La tua intelligenza e la tua dimensione culturale spesso ti portavano a indignarti dinanzi all’insipienza e all’ipocrisia. Da qui le tue temute reazioni. Quelle sferzanti e ironiche con scritti di grande impatto che davano spesso fastidio anche per la loro ironia. Quelle dove usavi lo spadone e non certo il fioretto. Quelle dove il carattere sanguigno, forse ereditato dal nonno Rico, non si sapeva trattenere lasciando spazio all’intemperanza.
Tutto ciò veniva spesso usato per dire che eri un caratteraccio e un intollerante. Ne abbiamo discusso a suo tempo e concluso (anche il mio non è un carattere facile anche se uso più il fioretto) che essere giudicati per le spigolosità è un complimento, perché ciò presume che si abbia veramente carattere, ciò che non è da tutti.

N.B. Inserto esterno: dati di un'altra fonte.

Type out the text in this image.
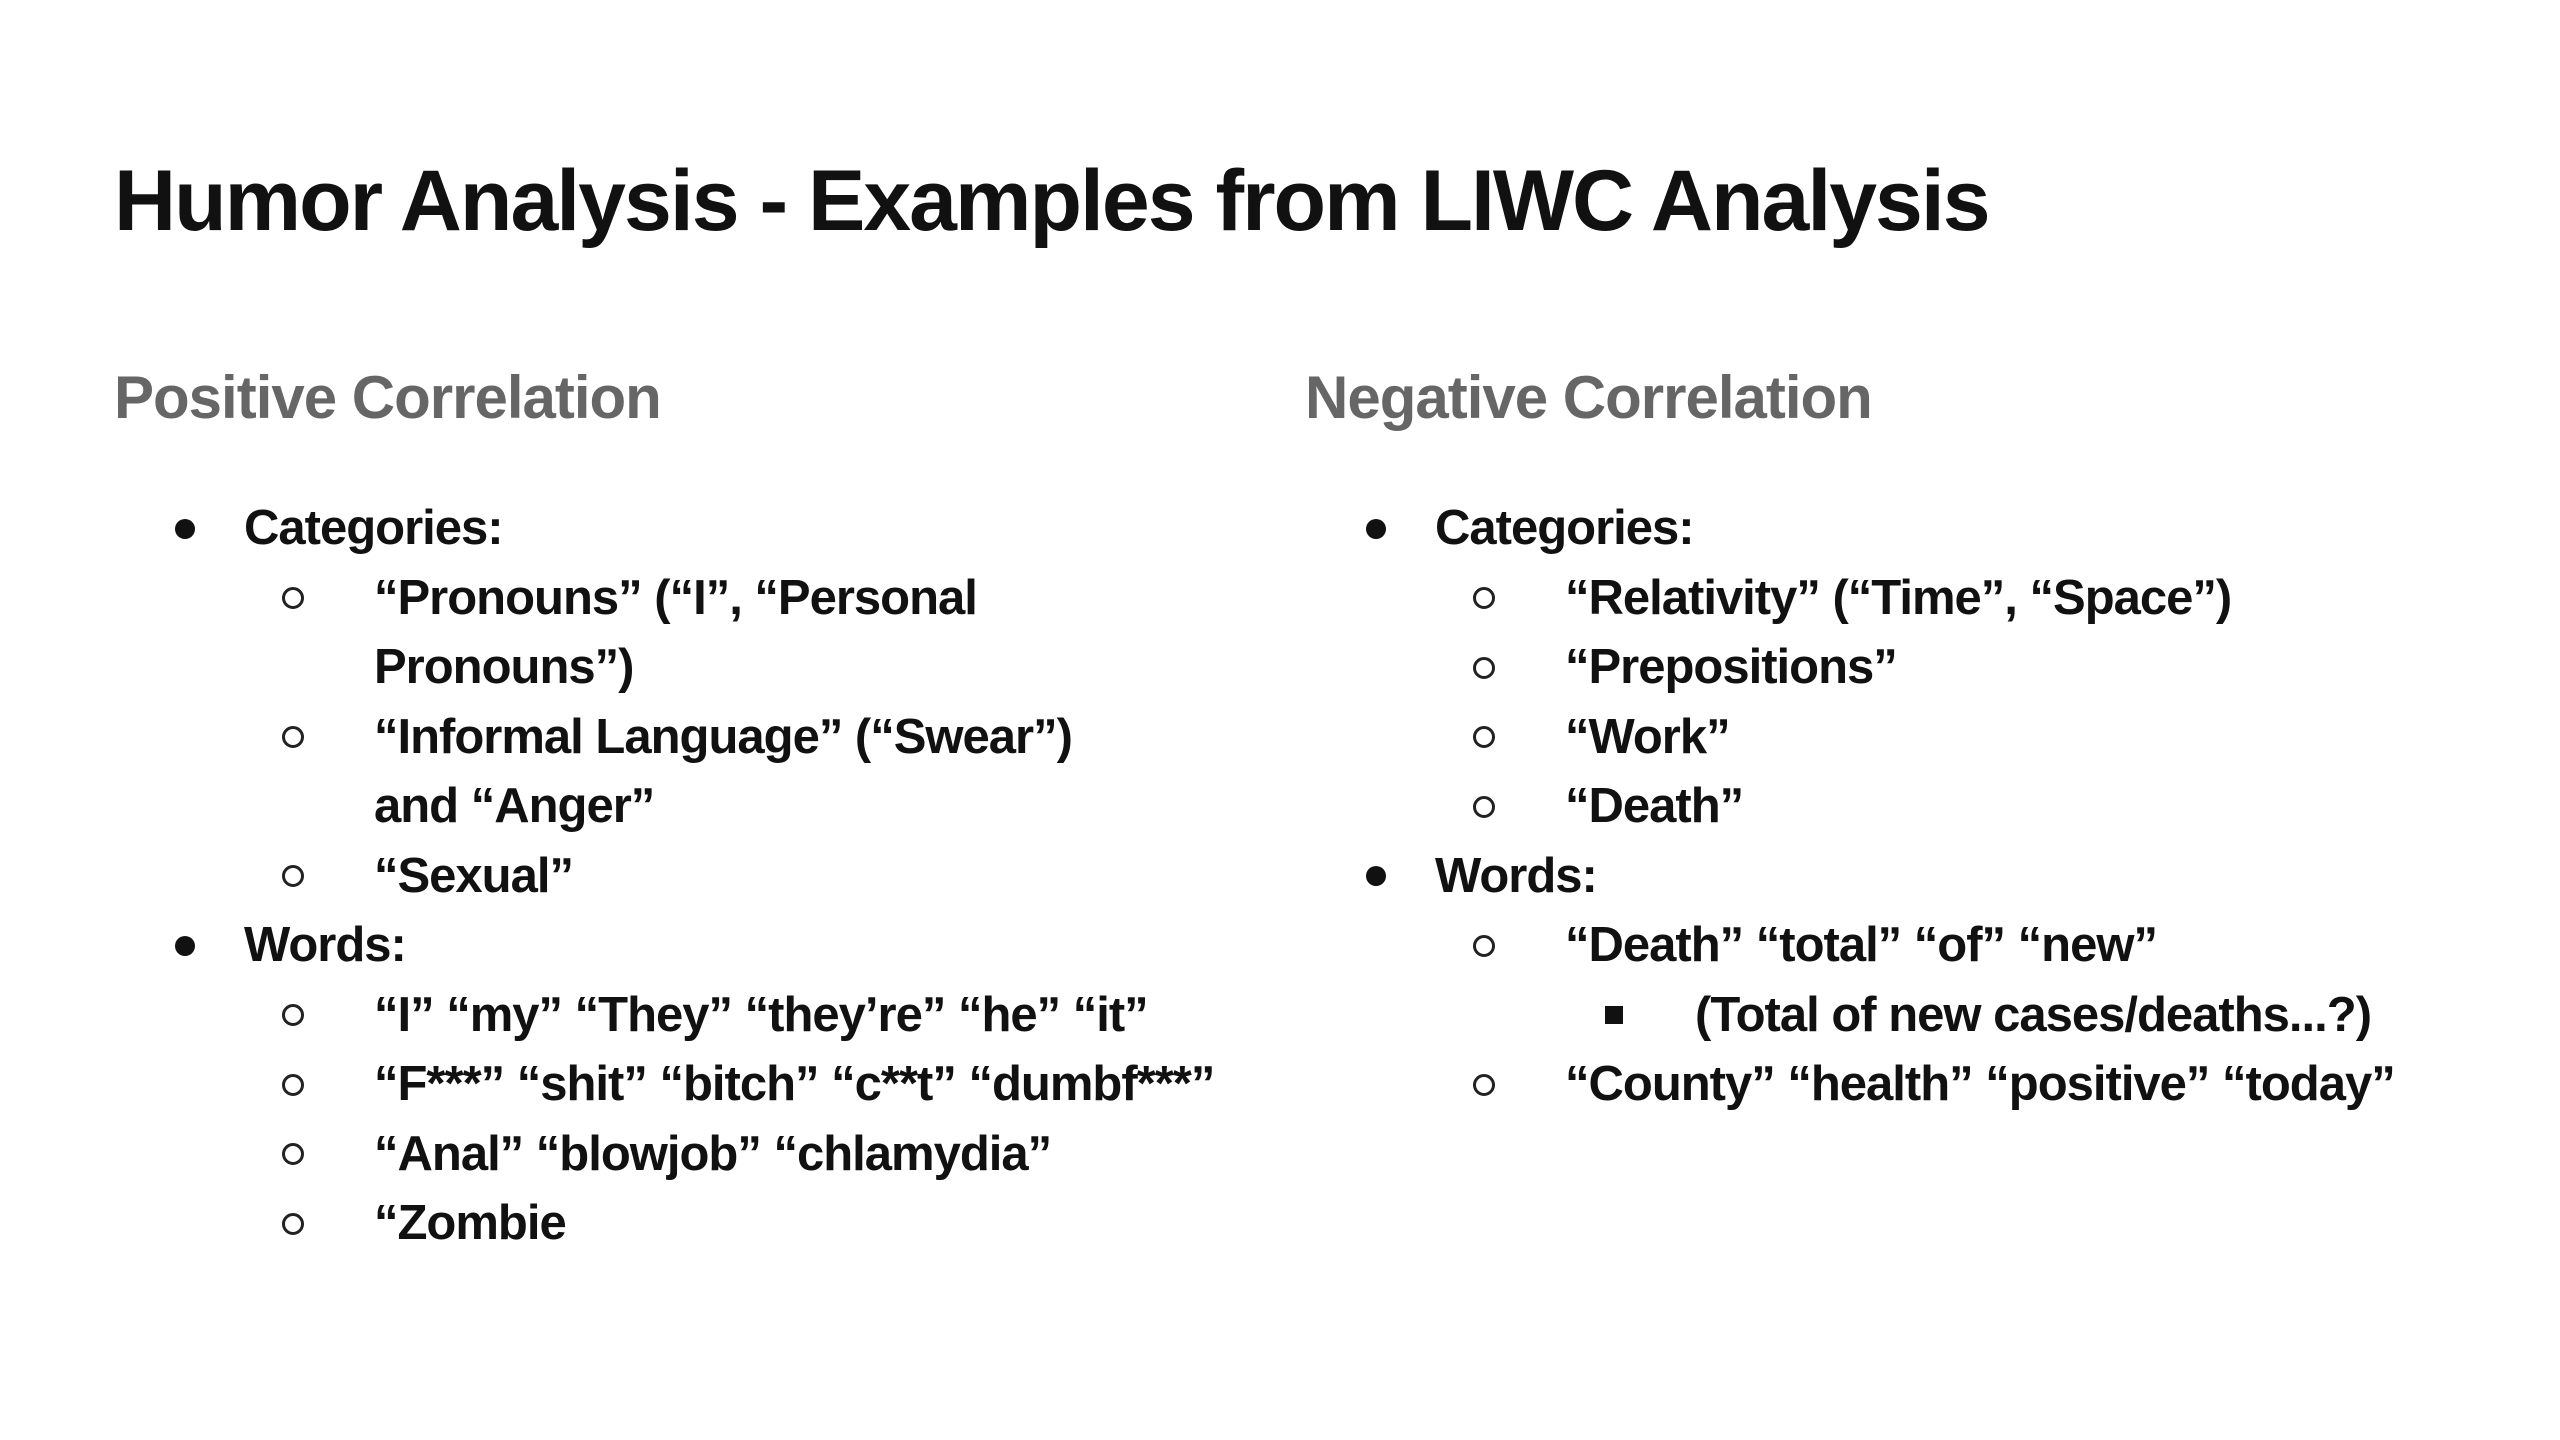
Humor Analysis - Examples from LIWC Analysis
Positive Correlation
Categories:
“Pronouns” (“I”, “Personal Pronouns”)
“Informal Language” (“Swear”) and “Anger”
“Sexual”
Words:
“I” “my” “They” “they’re” “he” “it”
“F***” “shit” “bitch” “c**t” “dumbf***”
“Anal” “blowjob” “chlamydia”
“Zombie
Negative Correlation
Categories:
“Relativity” (“Time”, “Space”)
“Prepositions”
“Work”
“Death”
Words:
“Death” “total” “of” “new”
(Total of new cases/deaths...?)
“County” “health” “positive” “today”
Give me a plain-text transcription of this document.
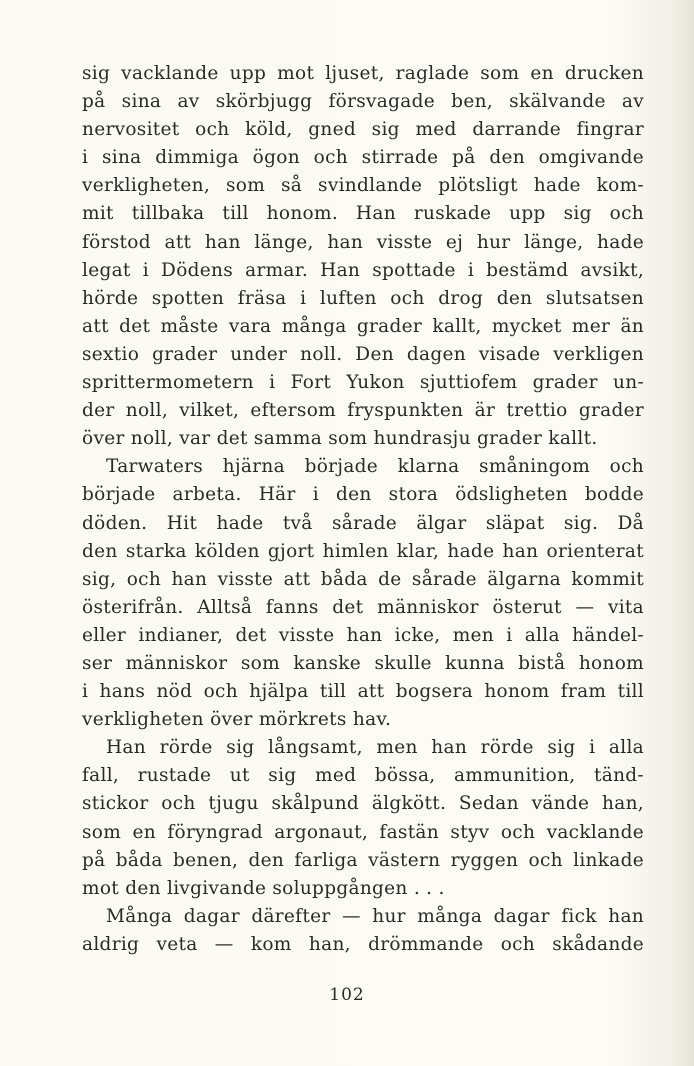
sig vacklande upp mot ljuset, raglade som en drucken
på sina av skörbjugg försvagade ben, skälvande av
nervositet och köld, gned sig med darrande fingrar
i sina dimmiga ögon och stirrade på den omgivande
verkligheten, som så svindlande plötsligt hade kom-
mit tillbaka till honom. Han ruskade upp sig och
förstod att han länge, han visste ej hur länge, hade
legat i Dödens armar. Han spottade i bestämd avsikt,
hörde spotten fräsa i luften och drog den slutsatsen
att det måste vara många grader kallt, mycket mer än
sextio grader under noll. Den dagen visade verkligen
sprittermometern i Fort Yukon sjuttiofem grader un-
der noll, vilket, eftersom fryspunkten är trettio grader
över noll, var det samma som hundrasju grader kallt.
Tarwaters hjärna började klarna småningom och
började arbeta. Här i den stora ödsligheten bodde
döden. Hit hade två sårade älgar släpat sig. Då
den starka kölden gjort himlen klar, hade han orienterat
sig, och han visste att båda de sårade älgarna kommit
österifrån. Alltså fanns det människor österut — vita
eller indianer, det visste han icke, men i alla händel-
ser människor som kanske skulle kunna bistå honom
i hans nöd och hjälpa till att bogsera honom fram till
verkligheten över mörkrets hav.
Han rörde sig långsamt, men han rörde sig i alla
fall, rustade ut sig med bössa, ammunition, tänd-
stickor och tjugu skålpund älgkött. Sedan vände han,
som en föryngrad argonaut, fastän styv och vacklande
på båda benen, den farliga västern ryggen och linkade
mot den livgivande soluppgången . . .
Många dagar därefter — hur många dagar fick han
aldrig veta — kom han, drömmande och skådande
102
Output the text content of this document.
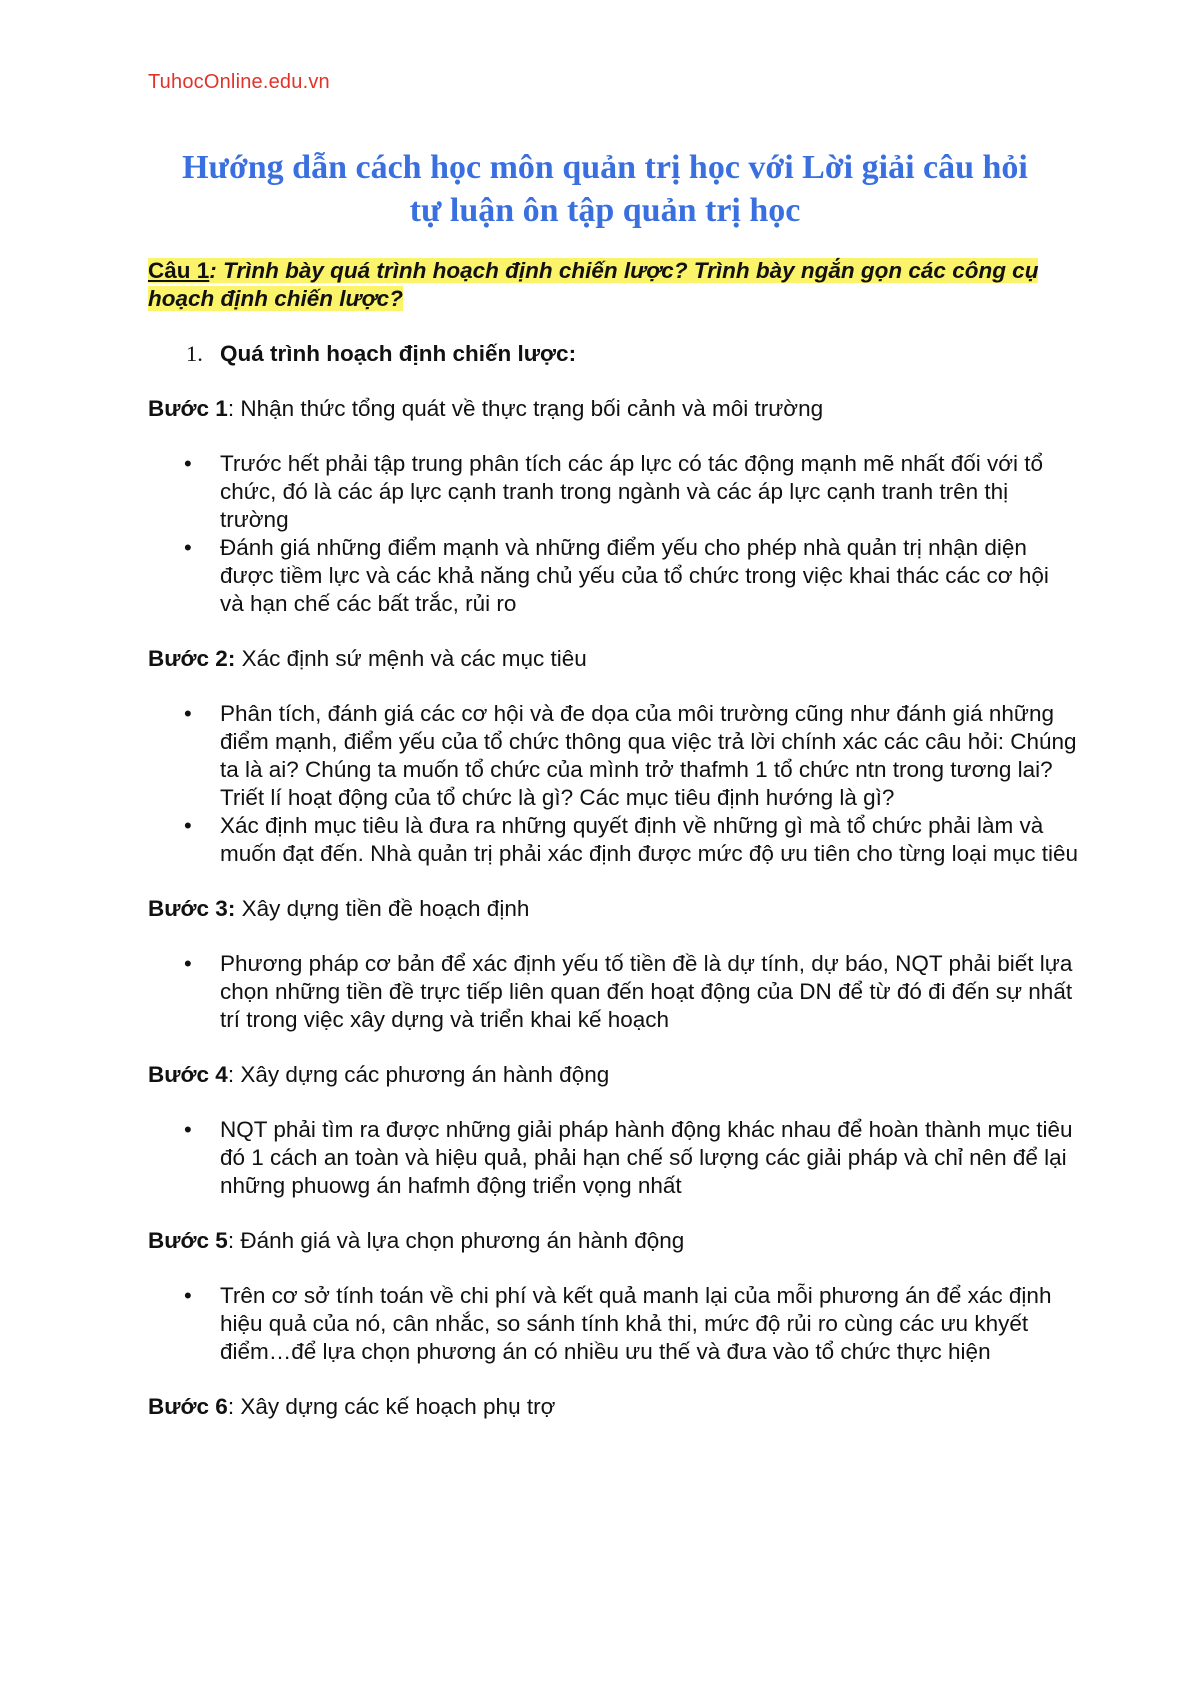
TuhocOnline.edu.vn
Hướng dẫn cách học môn quản trị học với Lời giải câu hỏi
tự luận ôn tập quản trị học
Câu 1: Trình bày quá trình hoạch định chiến lược? Trình bày ngắn gọn các công cụ hoạch định chiến lược?
1. Quá trình hoạch định chiến lược:

Bước 1: Nhận thức tổng quát về thực trạng bối cảnh và môi trường

• Trước hết phải tập trung phân tích các áp lực có tác động mạnh mẽ nhất đối với tổ chức, đó là các áp lực cạnh tranh trong ngành và các áp lực cạnh tranh trên thị trường
• Đánh giá những điểm mạnh và những điểm yếu cho phép nhà quản trị nhận diện được tiềm lực và các khả năng chủ yếu của tổ chức trong việc khai thác các cơ hội và hạn chế các bất trắc, rủi ro

Bước 2: Xác định sứ mệnh và các mục tiêu

• Phân tích, đánh giá các cơ hội và đe dọa của môi trường cũng như đánh giá những điểm mạnh, điểm yếu của tổ chức thông qua việc trả lời chính xác các câu hỏi: Chúng ta là ai? Chúng ta muốn tổ chức của mình trở thafmh 1 tổ chức ntn trong tương lai? Triết lí hoạt động của tổ chức là gì? Các mục tiêu định hướng là gì?
• Xác định mục tiêu là đưa ra những quyết định về những gì mà tổ chức phải làm và muốn đạt đến. Nhà quản trị phải xác định được mức độ ưu tiên cho từng loại mục tiêu

Bước 3: Xây dựng tiền đề hoạch định

• Phương pháp cơ bản để xác định yếu tố tiền đề là dự tính, dự báo, NQT phải biết lựa chọn những tiền đề trực tiếp liên quan đến hoạt động của DN để từ đó đi đến sự nhất trí trong việc xây dựng và triển khai kế hoạch

Bước 4: Xây dựng các phương án hành động

• NQT phải tìm ra được những giải pháp hành động khác nhau để hoàn thành mục tiêu đó 1 cách an toàn và hiệu quả, phải hạn chế số lượng các giải pháp và chỉ nên để lại những phuowg án hafmh động triển vọng nhất

Bước 5: Đánh giá và lựa chọn phương án hành động

• Trên cơ sở tính toán về chi phí và kết quả manh lại của mỗi phương án để xác định hiệu quả của nó, cân nhắc, so sánh tính khả thi, mức độ rủi ro cùng các ưu khyết điểm…để lựa chọn phương án có nhiều ưu thế và đưa vào tổ chức thực hiện

Bước 6: Xây dựng các kế hoạch phụ trợ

Per quanto concerne la tolleranza, lo stesso Popper ci insegna che la nostra tolleranza ha diritto di fermarsi dinanzi all’intolleranza altrui. Ti sei battuto (ci siamo battuti) per ciò che credevi giusto, facendo certo errori ma assumendone la responsabilità e cosciente di non essere il depositario della verità, quindi senza fanatismo.
Il Paese non ti ha certo dato quello che tu meritavi, ma so che per te non ha importanza, ciò che importava per te era essere te stesso, un convinto difensore di quelli che tu consideravi i valori del Paese.
Addio battagliero irascibile, indomabile Gianfranco. Senza di te siamo in “molti di meno” e io in particolare mi sentirò più solo.